Campbell was selected by the New England Patriots as the fourth overall pick in the 2025 NFL draft. He was the first offensive lineman drafted by the Patriots in the top 10 since John Hannah in 1974. Campbell also became the second LSU offensive lineman to be drafted in the first round, after Alan Faneca in 1998.

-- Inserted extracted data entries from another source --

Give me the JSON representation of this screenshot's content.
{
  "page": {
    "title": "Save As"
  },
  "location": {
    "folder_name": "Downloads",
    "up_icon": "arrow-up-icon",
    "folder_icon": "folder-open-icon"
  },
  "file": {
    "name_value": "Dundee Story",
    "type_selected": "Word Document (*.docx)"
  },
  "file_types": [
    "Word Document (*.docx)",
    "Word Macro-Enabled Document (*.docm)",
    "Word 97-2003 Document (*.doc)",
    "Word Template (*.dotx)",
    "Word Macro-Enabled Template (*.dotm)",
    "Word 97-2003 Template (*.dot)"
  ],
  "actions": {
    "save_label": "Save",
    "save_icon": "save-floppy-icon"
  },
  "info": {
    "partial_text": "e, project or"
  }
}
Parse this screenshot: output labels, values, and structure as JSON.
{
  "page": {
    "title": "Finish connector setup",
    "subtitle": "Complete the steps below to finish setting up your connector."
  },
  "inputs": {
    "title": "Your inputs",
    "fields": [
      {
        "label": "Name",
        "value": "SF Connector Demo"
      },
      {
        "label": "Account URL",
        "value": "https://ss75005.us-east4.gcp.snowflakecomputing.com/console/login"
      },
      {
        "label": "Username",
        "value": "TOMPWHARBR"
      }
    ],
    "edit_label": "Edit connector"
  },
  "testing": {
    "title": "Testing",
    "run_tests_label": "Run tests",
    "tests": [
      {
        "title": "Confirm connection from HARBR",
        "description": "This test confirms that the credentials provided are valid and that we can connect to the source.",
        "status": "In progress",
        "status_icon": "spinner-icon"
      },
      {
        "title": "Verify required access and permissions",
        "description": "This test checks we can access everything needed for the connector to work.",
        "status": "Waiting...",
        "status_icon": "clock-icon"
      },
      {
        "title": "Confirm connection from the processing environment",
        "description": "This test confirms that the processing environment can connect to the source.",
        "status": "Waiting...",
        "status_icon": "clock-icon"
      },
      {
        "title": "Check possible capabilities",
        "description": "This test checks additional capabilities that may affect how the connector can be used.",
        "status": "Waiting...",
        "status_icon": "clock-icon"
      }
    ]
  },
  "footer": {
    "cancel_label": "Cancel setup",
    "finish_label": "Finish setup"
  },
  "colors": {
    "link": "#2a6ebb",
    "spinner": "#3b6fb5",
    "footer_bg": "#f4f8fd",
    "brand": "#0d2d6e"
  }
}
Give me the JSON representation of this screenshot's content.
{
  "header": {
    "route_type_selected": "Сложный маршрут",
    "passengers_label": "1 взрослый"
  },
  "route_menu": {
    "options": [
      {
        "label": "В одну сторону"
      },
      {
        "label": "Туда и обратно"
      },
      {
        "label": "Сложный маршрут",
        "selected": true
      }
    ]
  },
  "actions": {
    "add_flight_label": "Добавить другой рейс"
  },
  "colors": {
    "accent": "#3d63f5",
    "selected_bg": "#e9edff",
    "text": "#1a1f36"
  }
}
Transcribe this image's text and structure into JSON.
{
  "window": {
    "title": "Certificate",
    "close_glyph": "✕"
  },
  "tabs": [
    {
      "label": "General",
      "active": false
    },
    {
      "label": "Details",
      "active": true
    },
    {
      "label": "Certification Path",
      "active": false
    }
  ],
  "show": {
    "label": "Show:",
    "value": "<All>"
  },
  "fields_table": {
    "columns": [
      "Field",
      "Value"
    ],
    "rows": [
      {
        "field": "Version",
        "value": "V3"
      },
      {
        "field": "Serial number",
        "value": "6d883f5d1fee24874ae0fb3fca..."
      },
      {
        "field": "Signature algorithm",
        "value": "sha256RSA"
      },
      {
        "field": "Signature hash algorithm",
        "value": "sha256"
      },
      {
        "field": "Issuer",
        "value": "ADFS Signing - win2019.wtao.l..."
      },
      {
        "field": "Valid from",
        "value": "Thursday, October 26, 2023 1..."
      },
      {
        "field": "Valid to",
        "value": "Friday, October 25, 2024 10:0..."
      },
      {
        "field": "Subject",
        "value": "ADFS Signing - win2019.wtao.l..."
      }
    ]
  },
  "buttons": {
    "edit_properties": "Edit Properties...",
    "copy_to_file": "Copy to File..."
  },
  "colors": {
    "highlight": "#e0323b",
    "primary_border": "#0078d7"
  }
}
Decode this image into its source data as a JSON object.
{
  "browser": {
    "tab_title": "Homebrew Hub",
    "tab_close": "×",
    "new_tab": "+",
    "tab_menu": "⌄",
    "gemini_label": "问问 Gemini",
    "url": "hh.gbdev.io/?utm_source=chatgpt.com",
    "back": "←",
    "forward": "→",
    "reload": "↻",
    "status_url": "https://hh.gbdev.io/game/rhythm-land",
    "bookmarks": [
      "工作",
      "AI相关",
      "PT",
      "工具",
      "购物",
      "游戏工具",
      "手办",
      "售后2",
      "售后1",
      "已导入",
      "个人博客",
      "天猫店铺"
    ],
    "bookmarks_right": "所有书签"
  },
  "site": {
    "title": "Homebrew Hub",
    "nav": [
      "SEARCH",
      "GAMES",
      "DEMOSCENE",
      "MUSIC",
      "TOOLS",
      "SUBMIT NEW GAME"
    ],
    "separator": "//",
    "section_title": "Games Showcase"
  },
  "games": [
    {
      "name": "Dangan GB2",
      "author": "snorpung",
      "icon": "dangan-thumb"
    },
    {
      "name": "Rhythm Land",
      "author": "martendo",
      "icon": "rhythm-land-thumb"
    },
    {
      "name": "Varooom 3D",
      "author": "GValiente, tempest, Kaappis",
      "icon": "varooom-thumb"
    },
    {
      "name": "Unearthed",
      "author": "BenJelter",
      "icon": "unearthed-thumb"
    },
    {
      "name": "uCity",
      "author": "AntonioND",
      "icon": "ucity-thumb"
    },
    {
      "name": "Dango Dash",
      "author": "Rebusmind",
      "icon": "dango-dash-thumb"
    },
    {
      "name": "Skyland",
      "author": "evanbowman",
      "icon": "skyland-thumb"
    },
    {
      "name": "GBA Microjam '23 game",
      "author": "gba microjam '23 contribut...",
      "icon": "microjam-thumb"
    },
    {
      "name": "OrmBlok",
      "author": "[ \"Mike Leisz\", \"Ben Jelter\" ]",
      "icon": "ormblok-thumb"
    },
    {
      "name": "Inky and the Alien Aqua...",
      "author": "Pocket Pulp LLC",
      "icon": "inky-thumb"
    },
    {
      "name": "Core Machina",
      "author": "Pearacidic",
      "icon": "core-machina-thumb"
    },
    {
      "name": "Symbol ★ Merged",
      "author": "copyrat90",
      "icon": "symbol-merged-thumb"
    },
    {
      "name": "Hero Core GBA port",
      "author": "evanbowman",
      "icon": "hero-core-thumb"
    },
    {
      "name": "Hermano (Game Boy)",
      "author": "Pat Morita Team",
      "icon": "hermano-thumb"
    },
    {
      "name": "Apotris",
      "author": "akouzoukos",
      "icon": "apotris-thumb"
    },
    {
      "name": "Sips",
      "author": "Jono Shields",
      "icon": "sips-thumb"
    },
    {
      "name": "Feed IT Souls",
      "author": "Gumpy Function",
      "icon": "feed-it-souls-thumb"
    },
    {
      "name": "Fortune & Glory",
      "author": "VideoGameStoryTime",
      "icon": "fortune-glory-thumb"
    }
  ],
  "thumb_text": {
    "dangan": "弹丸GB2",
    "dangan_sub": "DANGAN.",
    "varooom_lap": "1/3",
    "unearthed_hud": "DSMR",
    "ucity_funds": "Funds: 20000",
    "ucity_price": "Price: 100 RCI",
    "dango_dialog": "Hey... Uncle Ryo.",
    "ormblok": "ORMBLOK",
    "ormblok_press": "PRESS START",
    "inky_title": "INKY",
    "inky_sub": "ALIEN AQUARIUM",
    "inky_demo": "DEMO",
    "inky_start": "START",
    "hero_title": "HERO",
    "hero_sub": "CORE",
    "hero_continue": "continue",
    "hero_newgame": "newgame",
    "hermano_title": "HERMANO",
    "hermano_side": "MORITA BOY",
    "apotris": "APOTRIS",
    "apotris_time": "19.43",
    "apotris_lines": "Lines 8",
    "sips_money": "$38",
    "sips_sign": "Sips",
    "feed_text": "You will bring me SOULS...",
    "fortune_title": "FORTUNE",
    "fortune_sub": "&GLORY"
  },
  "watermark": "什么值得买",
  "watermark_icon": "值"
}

In Week 12 against the Cincinnati Bengals, Campbell exited the game in the third quarter due to a knee injury and was carted off the field. The injury was later diagnosed to be a Grade 3 MCL sprain and he was placed on injured reserve on November 26, 2025. Campbell was activated on January 3, 2026, ahead of the team's Week 18 matchup against the Miami Dolphins. In his rookie season, Campbell started 13 games and missed four games to injury. Campbell was the subject of criticism during the postseason, giving up a league-wide season-high 14 pressures in Super Bowl LX. Despite speculation, the Patriots affirmed that he would remain at left tackle for the immediate future.

Pre-draft measurables
| Height | Weight | Arm length | Hand span | Wingspan | 40-yard dash | 10-yard split | 20-yard split | Vertical jump | Broad jump |
| 6 ft 5+7⁄8 in (1.98 m) | 319 lb (145 kg) | 33 in (0.84 m) | 9+1⁄2 in (0.24 m) | 6 ft 5+3⁄8 in (1.97 m) | 4.98 s | 1.76 s | 2.92 s | 32.0 in (0.81 m) | 9 ft 5 in (2.87 m) |
All values from NFL Combine/Pro Day

==Personal life==
On May 24, 2026, Campbell got engaged to his girlfriend Ashlynn Nussmeier, the daughter of Doug Nussmeier and sister of Campbell's former LSU quarterback Garrett Nussmeier.